Under new rules, announced in early April with a Sept. 30 deadline, any bank’s lending to the governments of the seven-member UAE federation and related entities is capped at 100 percent of its capital base. Lending to a single borrower is limited to 25 percent. There was previously no limit.
The rules aim to prevent any repeat of Dubai’s corporate debt crisis, which erupted in 2009 as the real estate market crashed. The crisis was worsened by local banks’ excessive exposure to government-related entities (GREs).
But many of the largest UAE banks were believed to be well over the new limits when the deadline passed on Sunday. According to an April research note by Deutsche Bank, the exposures of Emirates NBD and National Bank of Abu Dhabi were at 192 and 199 percent of capital respectively; Abu Dhabi Commercial Bank stood at 108 percent.
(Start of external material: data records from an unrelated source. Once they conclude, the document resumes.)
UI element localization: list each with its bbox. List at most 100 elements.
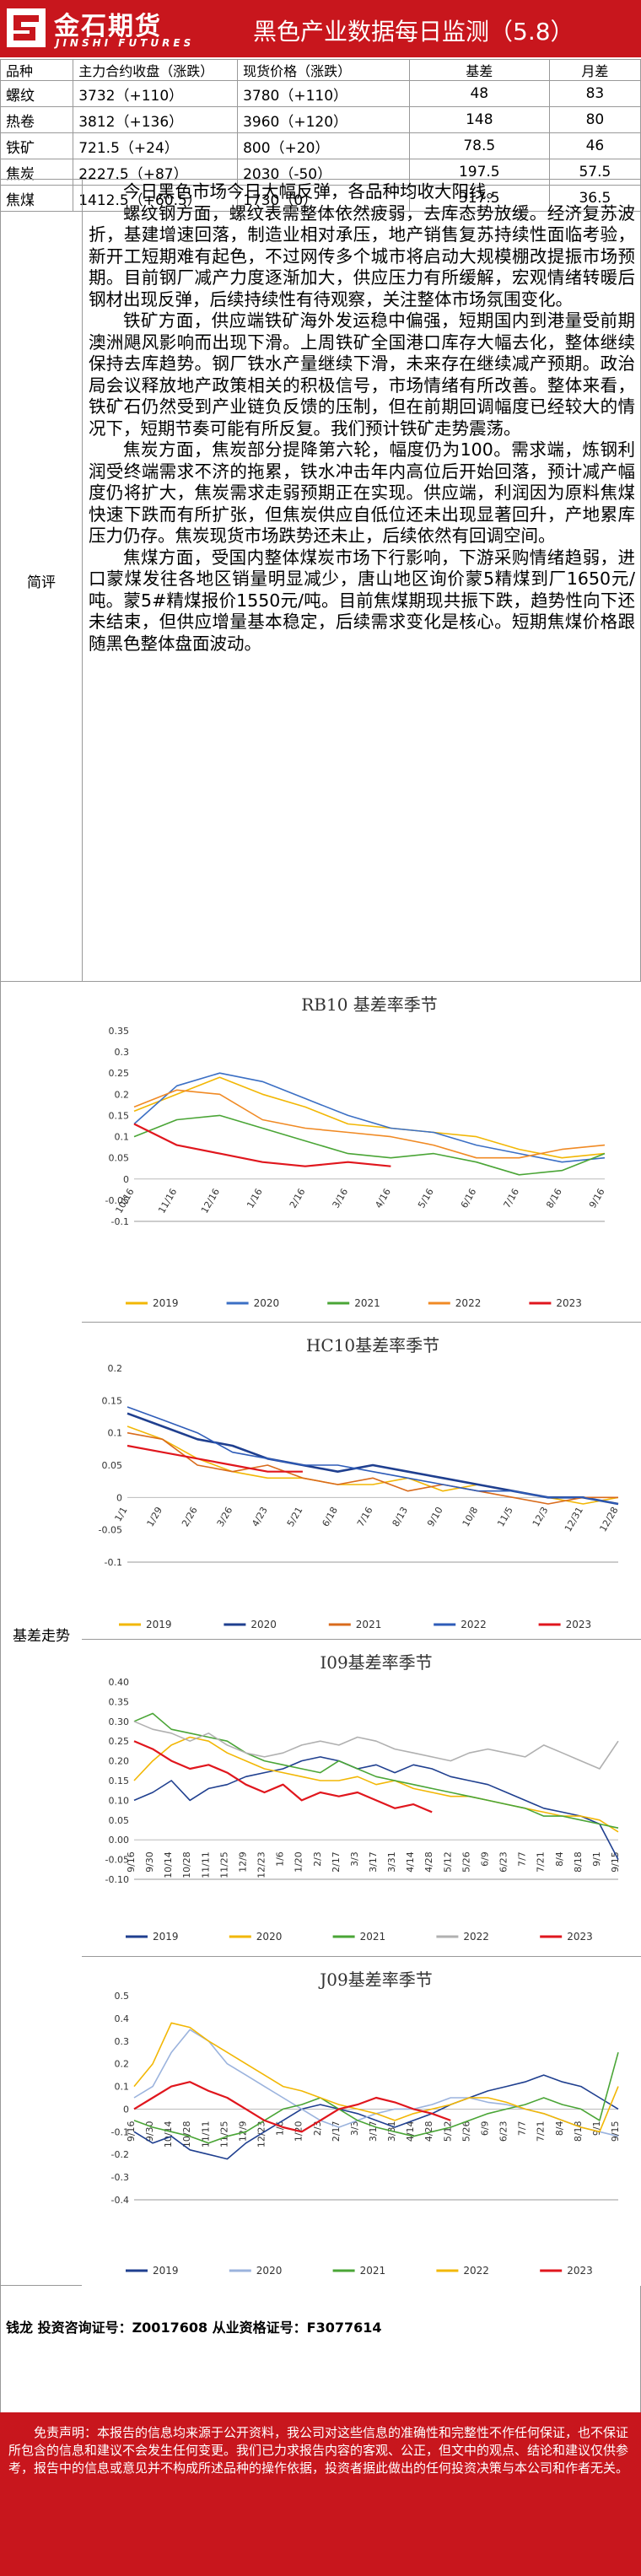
table-cell: 1730（0） [237, 185, 410, 212]
x-tick-label: 5/16 [416, 1187, 436, 1210]
table-cell: 197.5 [408, 159, 550, 186]
table-cell: 83 [548, 80, 641, 107]
x-tick-label: 5/21 [285, 1505, 305, 1528]
x-tick-label: 12/28 [597, 1505, 620, 1533]
analyst-contact: 钱龙 投资咨询证号：Z0017608 从业资格证号：F3077614 [0, 2286, 641, 2412]
x-tick-label: 6/16 [459, 1187, 479, 1210]
legend-label: 2021 [360, 1931, 386, 1943]
x-tick-label: 3/26 [215, 1505, 235, 1528]
table-cell: 36.5 [548, 185, 641, 212]
table-cell: 80 [548, 106, 641, 133]
x-tick-label: 3/17 [368, 1851, 379, 1873]
table-cell: 721.5（+24） [73, 132, 239, 159]
legend-label: 2023 [556, 1297, 582, 1309]
y-tick-label: 0 [123, 2104, 129, 2115]
table-cell: 46 [548, 132, 641, 159]
commentary-label: 简评 [1, 180, 83, 981]
x-tick-label: 3/3 [349, 2121, 360, 2136]
x-tick-label: 2/17 [331, 2121, 342, 2142]
x-tick-label: 2/16 [288, 1187, 308, 1210]
y-tick-label: 0.10 [109, 1795, 130, 1806]
y-tick-label: 0.1 [115, 1132, 130, 1143]
chart-title: RB10 基差率季节 [301, 994, 438, 1015]
legend-label: 2019 [153, 2265, 179, 2277]
charts-label: 基差走势 [1, 982, 83, 2286]
series-line-2022 [127, 1406, 619, 1505]
x-tick-label: 7/16 [502, 1187, 522, 1210]
legend-label: 2021 [360, 2265, 386, 2277]
x-tick-label: 12/3 [531, 1505, 551, 1528]
chart-title: HC10基差率季节 [306, 1335, 439, 1355]
chart-title: I09基差率季节 [320, 1652, 432, 1673]
legend-label: 2022 [461, 1619, 487, 1630]
chart-rb10-svg: RB10 基差率季节 0.35 0.3 0.25 0.2 0.15 0.1 0.05 0 -0.0… [105, 994, 607, 1309]
legend-label: 2023 [567, 1931, 593, 1943]
x-tick-label: 4/28 [423, 2121, 434, 2142]
table-row: 热卷 3812（+136） 3960（+120） 148 80 [0, 106, 641, 133]
y-tick-label: 0.4 [115, 2013, 130, 2024]
y-tick-label: 0.15 [109, 1110, 130, 1121]
series-line-2019 [133, 1756, 619, 1860]
x-tick-label: 1/20 [294, 1851, 304, 1873]
x-tick-label: 8/16 [544, 1187, 564, 1210]
x-tick-label: 12/31 [563, 1505, 585, 1533]
legend-label: 2020 [250, 1619, 277, 1630]
series-line-2022 [133, 2022, 619, 2133]
y-tick-label: 0.05 [109, 1815, 130, 1826]
x-tick-label: 3/17 [368, 2121, 379, 2142]
x-tick-label: 7/16 [355, 1505, 375, 1528]
y-tick-label: -0.1 [111, 2126, 129, 2137]
chart-hc10: HC10基差率季节 0.2 0.15 0.1 0.05 0 -0.05 -0.1 1/1 1/29… [82, 1323, 641, 1640]
x-tick-label: 10/28 [181, 2121, 192, 2148]
x-tick-label: 11/5 [495, 1505, 515, 1528]
x-tick-label: 10/28 [181, 1851, 192, 1878]
x-tick-label: 9/30 [144, 1851, 155, 1873]
commentary-paragraph: 今日黑色市场今日大幅反弹，各品种均收大阳线。 [123, 181, 504, 202]
x-tick-label: 5/12 [442, 2121, 453, 2142]
x-tick-label: 9/15 [610, 1851, 621, 1873]
x-tick-label: 6/23 [498, 2121, 509, 2142]
table-row: 螺纹 3732（+110） 3780（+110） 48 83 [0, 80, 641, 107]
x-tick-label: 10/14 [163, 2121, 174, 2148]
y-tick-label: 0.25 [109, 1068, 130, 1079]
x-tick-label: 2/17 [331, 1851, 342, 1873]
y-tick-label: 0.5 [115, 1991, 130, 2002]
logo-text-en: JINSHI FUTURES [56, 37, 195, 49]
legend-label: 2023 [566, 1619, 592, 1630]
table-cell: 78.5 [408, 132, 550, 159]
y-tick-label: 0.15 [109, 1776, 130, 1786]
y-tick-label: 0 [116, 1492, 122, 1503]
x-tick-label: 7/7 [517, 2121, 528, 2136]
series-line-2020 [133, 1072, 606, 1163]
table-cell: 800（+20） [237, 132, 410, 159]
table-cell: 3960（+120） [237, 106, 410, 133]
x-tick-label: 11/11 [200, 2121, 211, 2148]
x-tick-label: 3/31 [386, 1851, 397, 1873]
y-tick-label: 0.2 [108, 1363, 123, 1374]
series-line-2022 [133, 1089, 606, 1159]
x-tick-label: 2/3 [312, 1851, 323, 1867]
logo-text-cn: 金石期货 [54, 12, 162, 41]
x-tick-label: 12/9 [237, 1851, 248, 1873]
x-tick-label: 3/16 [331, 1187, 351, 1210]
x-tick-label: 7/21 [536, 1851, 547, 1873]
x-tick-label: 6/9 [479, 1851, 490, 1867]
page-title: 黑色产业数据每日监测（5.8） [253, 18, 574, 46]
table-cell: 1412.5（+60.5） [73, 185, 239, 212]
table-cell: 48 [408, 80, 550, 107]
table-row: 焦炭 2227.5（+87） 2030（-50） 197.5 57.5 [0, 159, 641, 186]
y-tick-label: 0.20 [109, 1756, 130, 1767]
commentary-paragraph: 铁矿方面，供应端铁矿海外发运稳中偏强，短期国内到港量受前期澳洲飓风影响而出现下滑… [89, 310, 635, 439]
y-tick-label: 0.2 [115, 2059, 130, 2070]
x-tick-label: 3/3 [349, 1851, 360, 1867]
series-line-2023 [127, 1444, 303, 1473]
chart-title: J09基差率季节 [318, 1970, 432, 1990]
x-tick-label: 8/4 [554, 1851, 565, 1867]
series-line-2021 [133, 1712, 619, 1829]
column-header: 现货价格（涨跌） [237, 59, 410, 81]
series-line-2019 [133, 1076, 606, 1159]
x-tick-label: 8/18 [573, 1851, 584, 1873]
chart-i09: I09基差率季节 0.40 0.35 0.30 0.25 0.20 0.15 0.10 0.05… [82, 1640, 641, 1957]
x-tick-label: 1/6 [275, 1851, 286, 1867]
legend-label: 2022 [463, 1931, 489, 1943]
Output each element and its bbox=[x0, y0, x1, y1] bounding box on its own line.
Since April a large amount of loan assets has not been offered for sale on the secondary market, bankers say.
Since it could be damaging to the banks and the economy if they tried to sell off their loans to GREs quickly, many commercial bankers do not expect the rules to be applied strictly, and they do not think formal sanctions will be levied against lenders which missed the deadline.